D’une part, la loi de bioéthique est à peine votée que les partisans de la GPA ont annoncé, sur différents canaux, que celle-ci était leur nouvel objectif après la PMA dite « pour toutes ». L’argument standard avancé reste celui de l’égalité de tous devant la « parentalité », conçue comme un droit que la technique rend disponible.

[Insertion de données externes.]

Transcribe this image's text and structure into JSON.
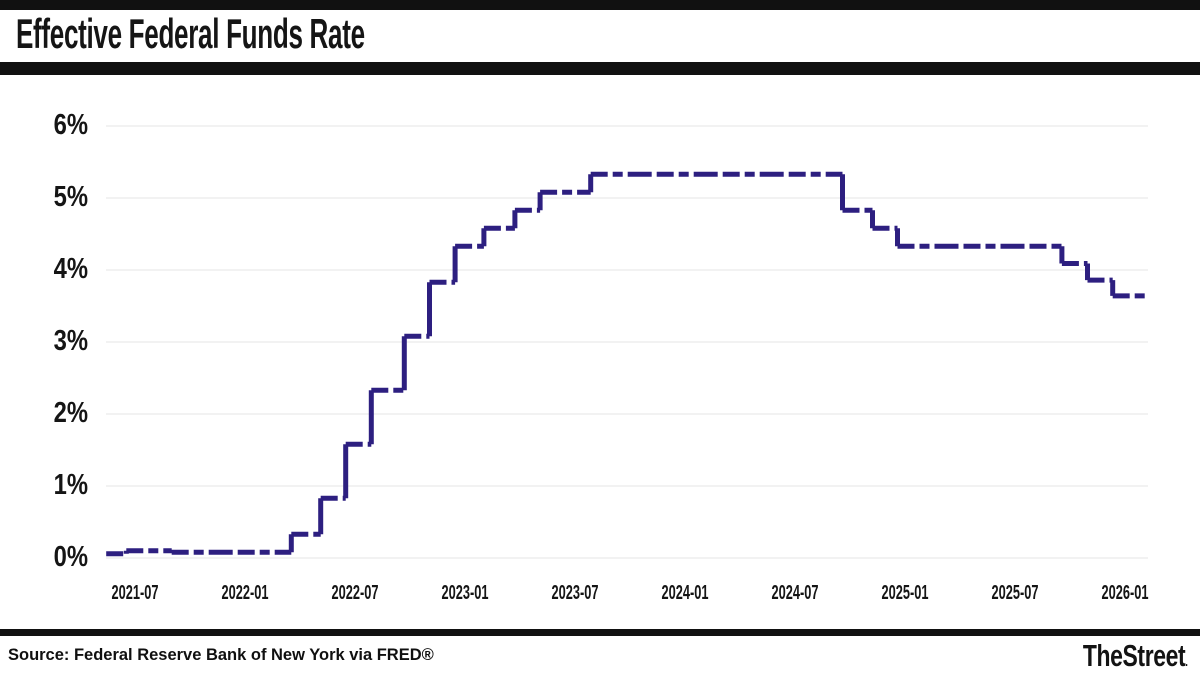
{
  "header": {
    "title": "Effective Federal Funds Rate"
  },
  "footer": {
    "source": "Source: Federal Reserve Bank of New York via FRED®",
    "brand": "TheStreet",
    "brand_suffix": "."
  },
  "colors": {
    "line": "#2d1f80",
    "grid": "#e4e4e4",
    "bars": "#111111",
    "text": "#151515",
    "background": "#ffffff"
  },
  "chart_data": {
    "type": "line",
    "subtype": "step",
    "title": "Effective Federal Funds Rate",
    "xlabel": "",
    "ylabel": "",
    "unit": "percent",
    "ylim": [
      0,
      6
    ],
    "grid": "horizontal",
    "legend_position": "none",
    "x_range": [
      "2021-05",
      "2026-02"
    ],
    "y_tick_labels": [
      "0%",
      "1%",
      "2%",
      "3%",
      "4%",
      "5%",
      "6%"
    ],
    "x_tick_labels": [
      "2021-07",
      "2022-01",
      "2022-07",
      "2023-01",
      "2023-07",
      "2024-01",
      "2024-07",
      "2025-01",
      "2025-07",
      "2026-01"
    ],
    "series": [
      {
        "name": "Effective Federal Funds Rate",
        "points": [
          [
            "2021-05-14",
            0.06
          ],
          [
            "2021-06-17",
            0.1
          ],
          [
            "2021-09-01",
            0.08
          ],
          [
            "2022-03-17",
            0.33
          ],
          [
            "2022-05-05",
            0.83
          ],
          [
            "2022-06-16",
            1.58
          ],
          [
            "2022-07-28",
            2.33
          ],
          [
            "2022-09-22",
            3.08
          ],
          [
            "2022-11-03",
            3.83
          ],
          [
            "2022-12-15",
            4.33
          ],
          [
            "2023-02-02",
            4.58
          ],
          [
            "2023-03-23",
            4.83
          ],
          [
            "2023-05-04",
            5.08
          ],
          [
            "2023-07-27",
            5.33
          ],
          [
            "2024-09-19",
            4.83
          ],
          [
            "2024-11-08",
            4.58
          ],
          [
            "2024-12-19",
            4.33
          ],
          [
            "2025-09-18",
            4.09
          ],
          [
            "2025-10-30",
            3.86
          ],
          [
            "2025-12-11",
            3.64
          ],
          [
            "2026-02-13",
            3.64
          ]
        ]
      }
    ]
  }
}
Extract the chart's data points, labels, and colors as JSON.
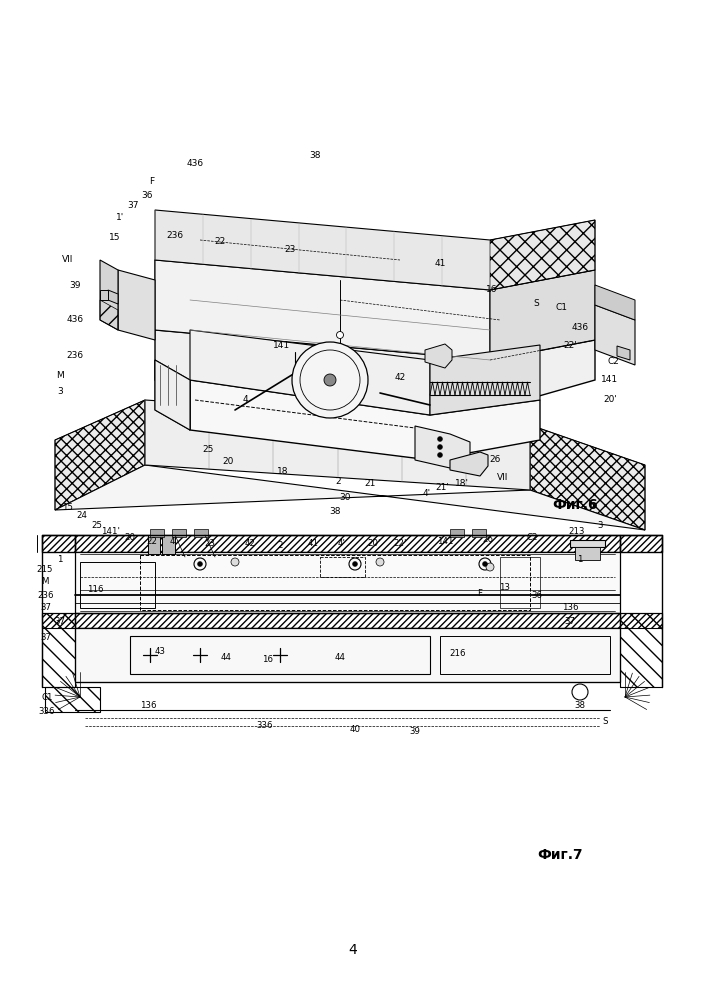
{
  "background_color": "#ffffff",
  "fig_width": 7.07,
  "fig_height": 10.0,
  "line_color": "#000000",
  "line_width": 0.8,
  "fig6_label": "Фиг.6",
  "fig7_label": "Фиг.7",
  "page_number": "4"
}
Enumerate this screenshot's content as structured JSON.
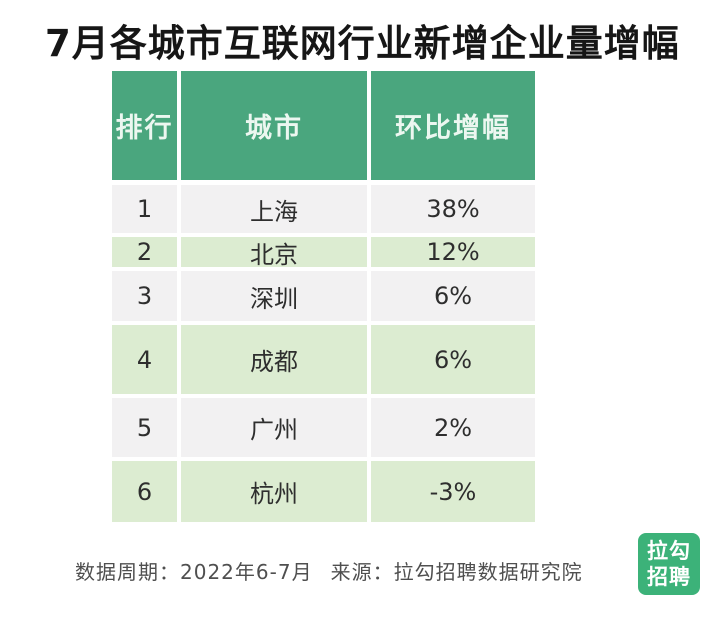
{
  "title": "7月各城市互联网行业新增企业量增幅",
  "table": {
    "headers": [
      "排行",
      "城市",
      "环比增幅"
    ],
    "rows": [
      {
        "rank": "1",
        "city": "上海",
        "value": "38%"
      },
      {
        "rank": "2",
        "city": "北京",
        "value": "12%"
      },
      {
        "rank": "3",
        "city": "深圳",
        "value": "6%"
      },
      {
        "rank": "4",
        "city": "成都",
        "value": "6%"
      },
      {
        "rank": "5",
        "city": "广州",
        "value": "2%"
      },
      {
        "rank": "6",
        "city": "杭州",
        "value": "-3%"
      }
    ]
  },
  "footer": {
    "data_period": "数据周期：2022年6-7月",
    "source": "来源：拉勾招聘数据研究院"
  },
  "logo": {
    "line1": "拉勾",
    "line2": "招聘"
  },
  "colors": {
    "header_green": "#4aa67e",
    "row_green": "#dcecd1",
    "row_gray": "#f2f1f2",
    "logo_green": "#3cb279"
  },
  "chart_data": {
    "type": "table",
    "title": "7月各城市互联网行业新增企业量增幅",
    "columns": [
      "排行",
      "城市",
      "环比增幅"
    ],
    "categories": [
      "上海",
      "北京",
      "深圳",
      "成都",
      "广州",
      "杭州"
    ],
    "values_pct": [
      38,
      12,
      6,
      6,
      2,
      -3
    ],
    "period": "2022年6-7月",
    "source": "拉勾招聘数据研究院"
  }
}
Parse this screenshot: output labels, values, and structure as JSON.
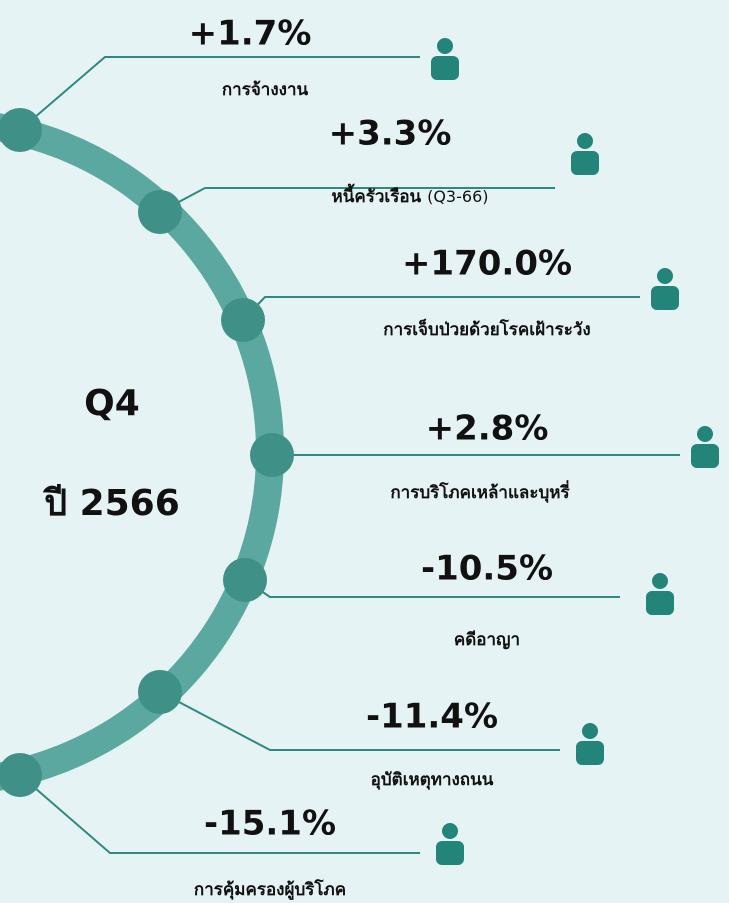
{
  "center": {
    "quarter": "Q4",
    "year": "ปี 2566"
  },
  "items": [
    {
      "value": "+1.7%",
      "label": "การจ้างงาน"
    },
    {
      "value": "+3.3%",
      "label": "หนี้ครัวเรือน",
      "note": "(Q3-66)"
    },
    {
      "value": "+170.0%",
      "label": "การเจ็บป่วยด้วยโรคเฝ้าระวัง"
    },
    {
      "value": "+2.8%",
      "label": "การบริโภคเหล้าและบุหรี่"
    },
    {
      "value": "-10.5%",
      "label": "คดีอาญา"
    },
    {
      "value": "-11.4%",
      "label": "อุบัติเหตุทางถนน"
    },
    {
      "value": "-15.1%",
      "label": "การคุ้มครองผู้บริโภค"
    }
  ]
}
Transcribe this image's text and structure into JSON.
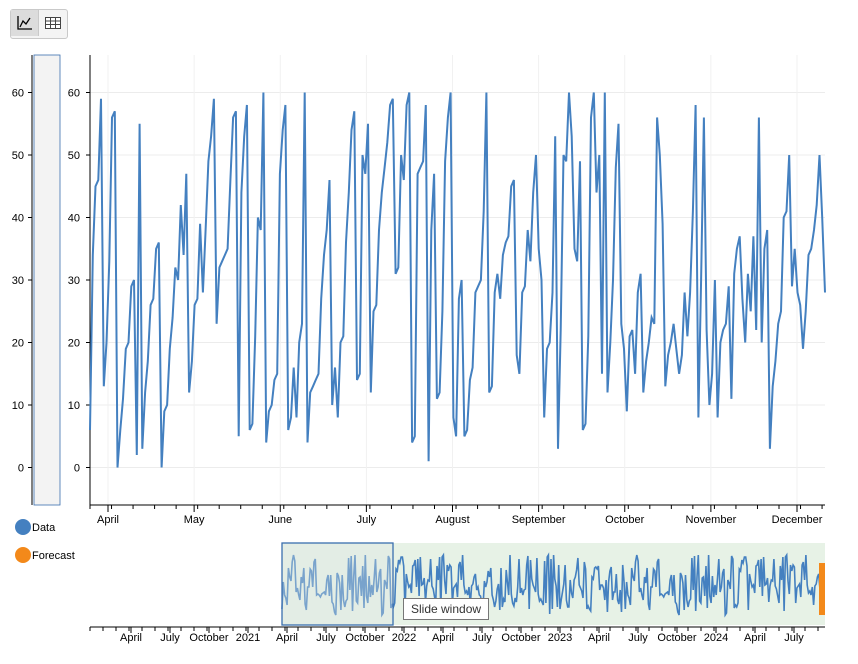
{
  "toolbar": {
    "buttons": [
      {
        "icon": "line-chart-icon",
        "active": true
      },
      {
        "icon": "table-icon",
        "active": false
      }
    ]
  },
  "legend": [
    {
      "label": "Data",
      "color": "#4480c0"
    },
    {
      "label": "Forecast",
      "color": "#f3891a"
    }
  ],
  "tooltip": "Slide window",
  "chart_data": [
    {
      "type": "line",
      "ylim": [
        -6,
        66
      ],
      "yticks": [
        0,
        10,
        20,
        30,
        40,
        50,
        60
      ],
      "xlabels": [
        "April",
        "May",
        "June",
        "July",
        "August",
        "September",
        "October",
        "November",
        "December"
      ],
      "grid": true,
      "series": [
        {
          "color": "#4480c0",
          "values": [
            6,
            34,
            45,
            46,
            59,
            13,
            20,
            33,
            56,
            57,
            0,
            6,
            11,
            19,
            20,
            29,
            30,
            2,
            55,
            3,
            12,
            17,
            26,
            27,
            35,
            36,
            0,
            9,
            10,
            19,
            24,
            32,
            30,
            42,
            34,
            47,
            12,
            17,
            26,
            27,
            39,
            28,
            38,
            49,
            53,
            59,
            23,
            32,
            33,
            34,
            35,
            46,
            56,
            57,
            5,
            44,
            53,
            58,
            6,
            7,
            21,
            40,
            38,
            60,
            4,
            9,
            10,
            14,
            15,
            47,
            54,
            58,
            6,
            8,
            16,
            8,
            20,
            23,
            60,
            4,
            12,
            13,
            14,
            15,
            27,
            34,
            38,
            46,
            10,
            16,
            8,
            20,
            21,
            36,
            44,
            54,
            57,
            14,
            15,
            50,
            47,
            55,
            12,
            25,
            26,
            38,
            44,
            48,
            52,
            58,
            59,
            31,
            32,
            50,
            46,
            58,
            60,
            4,
            5,
            47,
            48,
            49,
            58,
            1,
            38,
            47,
            11,
            12,
            25,
            49,
            56,
            60,
            8,
            5,
            27,
            30,
            5,
            6,
            14,
            16,
            28,
            29,
            30,
            41,
            60,
            12,
            13,
            28,
            31,
            27,
            34,
            36,
            37,
            45,
            46,
            18,
            15,
            28,
            29,
            38,
            33,
            44,
            50,
            35,
            30,
            8,
            19,
            20,
            28,
            53,
            3,
            22,
            50,
            49,
            60,
            53,
            35,
            33,
            49,
            6,
            7,
            21,
            56,
            60,
            44,
            50,
            15,
            60,
            12,
            20,
            30,
            48,
            55,
            23,
            19,
            9,
            21,
            22,
            15,
            28,
            31,
            12,
            17,
            20,
            24,
            23,
            56,
            50,
            39,
            13,
            18,
            20,
            23,
            19,
            15,
            18,
            28,
            21,
            28,
            41,
            58,
            8,
            30,
            56,
            22,
            10,
            15,
            30,
            8,
            20,
            22,
            23,
            29,
            11,
            31,
            35,
            37,
            27,
            20,
            31,
            25,
            37,
            22,
            56,
            20,
            35,
            38,
            3,
            13,
            17,
            23,
            25,
            40,
            41,
            50,
            29,
            35,
            28,
            26,
            19,
            25,
            34,
            35,
            38,
            42,
            50,
            40,
            28
          ]
        }
      ]
    },
    {
      "type": "line",
      "xlabels": [
        "April",
        "July",
        "October",
        "2021",
        "April",
        "July",
        "October",
        "2022",
        "April",
        "July",
        "October",
        "2023",
        "April",
        "July",
        "October",
        "2024",
        "April",
        "July"
      ],
      "series": [
        {
          "name": "Data",
          "color": "#4480c0"
        },
        {
          "name": "Forecast",
          "color": "#f3891a"
        }
      ],
      "window": {
        "start": "2021-04",
        "end": "2021-12"
      }
    }
  ]
}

Ainsi, dans un éditorial de Libération le 29 juin, le journaliste explique qu’il faut que « le désir d’enfant soit universellement satisfait ».

Pourtant, à l’occasion des débats sur la loi bioéthique, plusieurs personnalités politiques de toutes sensibilités partisanes ont affirmé leur opposition à la GPA, conscientes qu’en elle-même cette pratique est contraire à l’éthique.

Sur ce sujet, Arte présentait un documentaire le 7 juillet sur les pratiques de GPA dites « non commerciales » en Belgique. Alors que la France et l’Allemagne ont interdit cette pratique, elle est tolérée en Belgique, ce qui crée un effet de passage de frontière de quelques couples français. Cette situation de course au moins-disant éthique reçoit l’assentiment de certains acteurs médiatiques français.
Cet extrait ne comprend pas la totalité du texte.